Methodology
A benchmark score is a function of the model, the harness, and the protocol, not of the model alone. Run the same model through a different scaffold and the number moves. And even a clean score on a held-out benchmark doesn't tell you how a model performs on an open-ended, real-world, agentic task. So we don't only grade models. We grade the evaluations.
The Integrity score
Every benchmark on tensor.news carries an Integrity score from 0 to 100, built from five weighted signals:
Integrity = 0.30 · discrimination + 0.30 · saturation + 0.15 · contamination + 0.15 · harness + 0.10 · age
Discrimination (30%)
Whether the benchmark still separates models. When every model clusters within a point or two of each other, the benchmark has stopped measuring anything useful. We score this from the spread of results across the full field, not just the top few entries.
Saturation (30%)
How close the leading models sit to the ceiling, and how tightly they're bunched there. A benchmark near saturation can no longer tell a genuinely better model apart from one that's merely tied for first.
Contamination (15%)
Whether the test set is public or held out, and whether a model's release date postdates the benchmark's publication. A public test set paired with a model trained after it was released is a training-leak risk, not a clean measurement.

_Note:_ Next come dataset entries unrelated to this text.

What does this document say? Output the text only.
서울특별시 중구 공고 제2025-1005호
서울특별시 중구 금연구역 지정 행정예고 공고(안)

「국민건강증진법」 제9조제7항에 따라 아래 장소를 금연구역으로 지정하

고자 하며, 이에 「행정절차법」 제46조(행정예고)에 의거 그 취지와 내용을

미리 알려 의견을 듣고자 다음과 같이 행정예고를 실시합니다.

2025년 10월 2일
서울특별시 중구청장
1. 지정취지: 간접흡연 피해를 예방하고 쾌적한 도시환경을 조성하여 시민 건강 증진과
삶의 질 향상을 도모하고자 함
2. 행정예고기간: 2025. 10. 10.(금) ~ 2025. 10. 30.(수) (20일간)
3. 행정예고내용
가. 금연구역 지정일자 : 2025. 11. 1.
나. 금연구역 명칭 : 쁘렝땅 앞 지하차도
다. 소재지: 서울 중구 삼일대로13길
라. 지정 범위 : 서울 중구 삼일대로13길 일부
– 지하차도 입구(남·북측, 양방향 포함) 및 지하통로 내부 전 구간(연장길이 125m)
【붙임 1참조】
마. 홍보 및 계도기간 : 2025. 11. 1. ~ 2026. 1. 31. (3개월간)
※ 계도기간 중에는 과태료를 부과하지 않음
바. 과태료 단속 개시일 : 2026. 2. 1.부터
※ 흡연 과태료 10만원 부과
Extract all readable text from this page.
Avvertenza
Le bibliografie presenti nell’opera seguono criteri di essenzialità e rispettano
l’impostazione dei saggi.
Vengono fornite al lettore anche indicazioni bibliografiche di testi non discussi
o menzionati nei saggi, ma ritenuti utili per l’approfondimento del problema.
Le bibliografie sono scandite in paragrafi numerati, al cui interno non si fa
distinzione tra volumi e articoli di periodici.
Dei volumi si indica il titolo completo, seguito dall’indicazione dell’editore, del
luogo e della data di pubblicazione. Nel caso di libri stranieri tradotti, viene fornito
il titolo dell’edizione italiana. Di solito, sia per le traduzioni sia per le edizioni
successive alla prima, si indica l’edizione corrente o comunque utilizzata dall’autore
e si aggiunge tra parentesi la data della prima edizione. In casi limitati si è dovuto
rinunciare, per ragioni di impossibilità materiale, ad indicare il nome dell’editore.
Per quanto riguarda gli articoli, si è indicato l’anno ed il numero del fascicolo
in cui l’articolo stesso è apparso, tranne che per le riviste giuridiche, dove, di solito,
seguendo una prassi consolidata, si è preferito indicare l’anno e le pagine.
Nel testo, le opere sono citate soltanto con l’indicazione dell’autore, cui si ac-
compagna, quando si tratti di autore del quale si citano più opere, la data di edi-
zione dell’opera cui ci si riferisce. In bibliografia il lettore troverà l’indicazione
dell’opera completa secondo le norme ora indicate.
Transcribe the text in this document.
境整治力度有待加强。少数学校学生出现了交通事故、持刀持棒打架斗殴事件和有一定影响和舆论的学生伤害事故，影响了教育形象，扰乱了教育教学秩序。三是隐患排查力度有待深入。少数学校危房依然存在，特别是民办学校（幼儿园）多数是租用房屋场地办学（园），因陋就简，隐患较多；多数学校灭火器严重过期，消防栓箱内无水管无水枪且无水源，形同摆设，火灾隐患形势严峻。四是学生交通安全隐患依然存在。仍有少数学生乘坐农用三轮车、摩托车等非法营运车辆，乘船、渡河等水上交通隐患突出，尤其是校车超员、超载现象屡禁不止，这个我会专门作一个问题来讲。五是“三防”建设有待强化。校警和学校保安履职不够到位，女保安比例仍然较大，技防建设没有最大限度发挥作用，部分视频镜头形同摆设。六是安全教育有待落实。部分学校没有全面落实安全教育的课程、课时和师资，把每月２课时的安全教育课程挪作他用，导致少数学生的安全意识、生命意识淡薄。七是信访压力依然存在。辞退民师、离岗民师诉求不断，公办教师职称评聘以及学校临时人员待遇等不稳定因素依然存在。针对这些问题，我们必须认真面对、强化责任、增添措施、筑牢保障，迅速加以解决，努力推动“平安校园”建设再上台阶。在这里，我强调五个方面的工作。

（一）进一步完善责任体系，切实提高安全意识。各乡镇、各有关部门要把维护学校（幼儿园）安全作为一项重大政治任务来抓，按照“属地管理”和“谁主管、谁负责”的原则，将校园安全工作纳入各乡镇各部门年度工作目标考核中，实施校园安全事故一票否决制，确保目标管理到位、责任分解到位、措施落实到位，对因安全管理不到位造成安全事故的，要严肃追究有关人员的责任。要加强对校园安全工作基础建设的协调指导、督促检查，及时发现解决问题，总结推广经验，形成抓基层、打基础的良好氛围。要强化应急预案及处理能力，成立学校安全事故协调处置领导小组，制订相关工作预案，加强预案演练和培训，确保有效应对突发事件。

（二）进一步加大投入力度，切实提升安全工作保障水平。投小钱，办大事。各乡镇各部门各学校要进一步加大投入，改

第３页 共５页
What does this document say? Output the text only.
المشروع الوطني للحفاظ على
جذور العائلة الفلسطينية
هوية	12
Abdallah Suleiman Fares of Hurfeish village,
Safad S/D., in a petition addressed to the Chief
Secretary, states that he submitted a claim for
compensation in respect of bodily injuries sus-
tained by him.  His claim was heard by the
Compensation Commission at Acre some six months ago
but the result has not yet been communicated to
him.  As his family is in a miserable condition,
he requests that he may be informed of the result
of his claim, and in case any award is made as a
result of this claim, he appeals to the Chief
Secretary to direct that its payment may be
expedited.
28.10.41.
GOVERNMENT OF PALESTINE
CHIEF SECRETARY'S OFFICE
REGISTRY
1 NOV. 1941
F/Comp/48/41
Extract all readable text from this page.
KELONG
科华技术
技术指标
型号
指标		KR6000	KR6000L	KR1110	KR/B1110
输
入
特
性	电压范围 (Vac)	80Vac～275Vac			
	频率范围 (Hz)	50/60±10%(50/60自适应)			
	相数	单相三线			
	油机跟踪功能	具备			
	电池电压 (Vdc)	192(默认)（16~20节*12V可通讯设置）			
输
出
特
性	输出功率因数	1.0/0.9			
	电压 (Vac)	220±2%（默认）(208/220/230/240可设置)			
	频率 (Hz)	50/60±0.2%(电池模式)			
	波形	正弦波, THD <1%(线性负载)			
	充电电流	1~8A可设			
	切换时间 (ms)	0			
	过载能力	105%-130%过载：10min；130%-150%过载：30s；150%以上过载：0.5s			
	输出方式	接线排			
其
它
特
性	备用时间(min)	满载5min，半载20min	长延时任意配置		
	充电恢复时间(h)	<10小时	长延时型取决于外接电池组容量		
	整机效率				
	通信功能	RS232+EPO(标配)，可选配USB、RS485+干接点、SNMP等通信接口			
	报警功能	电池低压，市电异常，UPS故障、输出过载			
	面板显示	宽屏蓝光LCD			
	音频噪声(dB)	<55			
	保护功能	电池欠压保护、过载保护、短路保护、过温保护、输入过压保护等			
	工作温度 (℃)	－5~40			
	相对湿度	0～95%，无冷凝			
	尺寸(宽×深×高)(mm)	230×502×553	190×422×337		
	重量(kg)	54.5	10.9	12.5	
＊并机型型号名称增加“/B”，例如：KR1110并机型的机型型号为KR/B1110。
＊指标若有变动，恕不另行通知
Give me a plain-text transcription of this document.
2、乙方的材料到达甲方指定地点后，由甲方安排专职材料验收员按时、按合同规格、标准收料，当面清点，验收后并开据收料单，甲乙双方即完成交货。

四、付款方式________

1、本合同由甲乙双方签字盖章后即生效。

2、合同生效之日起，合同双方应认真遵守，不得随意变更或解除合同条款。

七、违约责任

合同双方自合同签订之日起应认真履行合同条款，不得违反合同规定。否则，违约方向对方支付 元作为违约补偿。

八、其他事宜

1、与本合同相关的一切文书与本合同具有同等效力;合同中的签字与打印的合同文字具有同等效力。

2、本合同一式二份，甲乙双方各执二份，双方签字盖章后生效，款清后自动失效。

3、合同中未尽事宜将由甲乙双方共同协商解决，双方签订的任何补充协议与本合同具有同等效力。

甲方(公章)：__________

Harness comparability (15%)
Whether scores come from one comparable evaluation setup, or a mix of vendor-optimized and independently-run scaffolds. We lean on Epoch's optimized flag, plus whether a score is independently reproduced or self-reported, to catch mixed harnesses before they get averaged into a single leaderboard.
Age (10%)
How long the benchmark has been in circulation. Older benchmarks accumulate more contamination surface and are more likely to have been optimized against directly, whether deliberately or not.
Grade bands
The composite score maps to a letter grade:
- A (85-100): still discriminating, far from saturated, low contamination risk, consistent harness.
- B (70-84): solid on most signals, with at least one showing early wear.
- C (55-69): usable, but read the scores as directional, not authoritative.
- D (40-54): multiple weak signals; the top of the leaderboard is likely noise.
- F (<40): saturated, contaminated, or run under incomparable harnesses. The score no longer measures the claim it's attached to.
The Model Claim Ledger
Every benchmark score attached to a model carries a status: independently reproduced, self-reported, contradicted, or unverified. Independently-reproduced scores come from Epoch's own evaluation runs; self-reported scores come from a vendor's technical report. We keep the two separate rather than blending them into one number.
What a score is not
Every number on this site is task performance under a disclosed harness, never a statement about deployed, real-world, or agentic capability. Where a benchmark's integrity is low, or its harness is mixed, we say so next to the score rather than leaving it to be read as a verdict.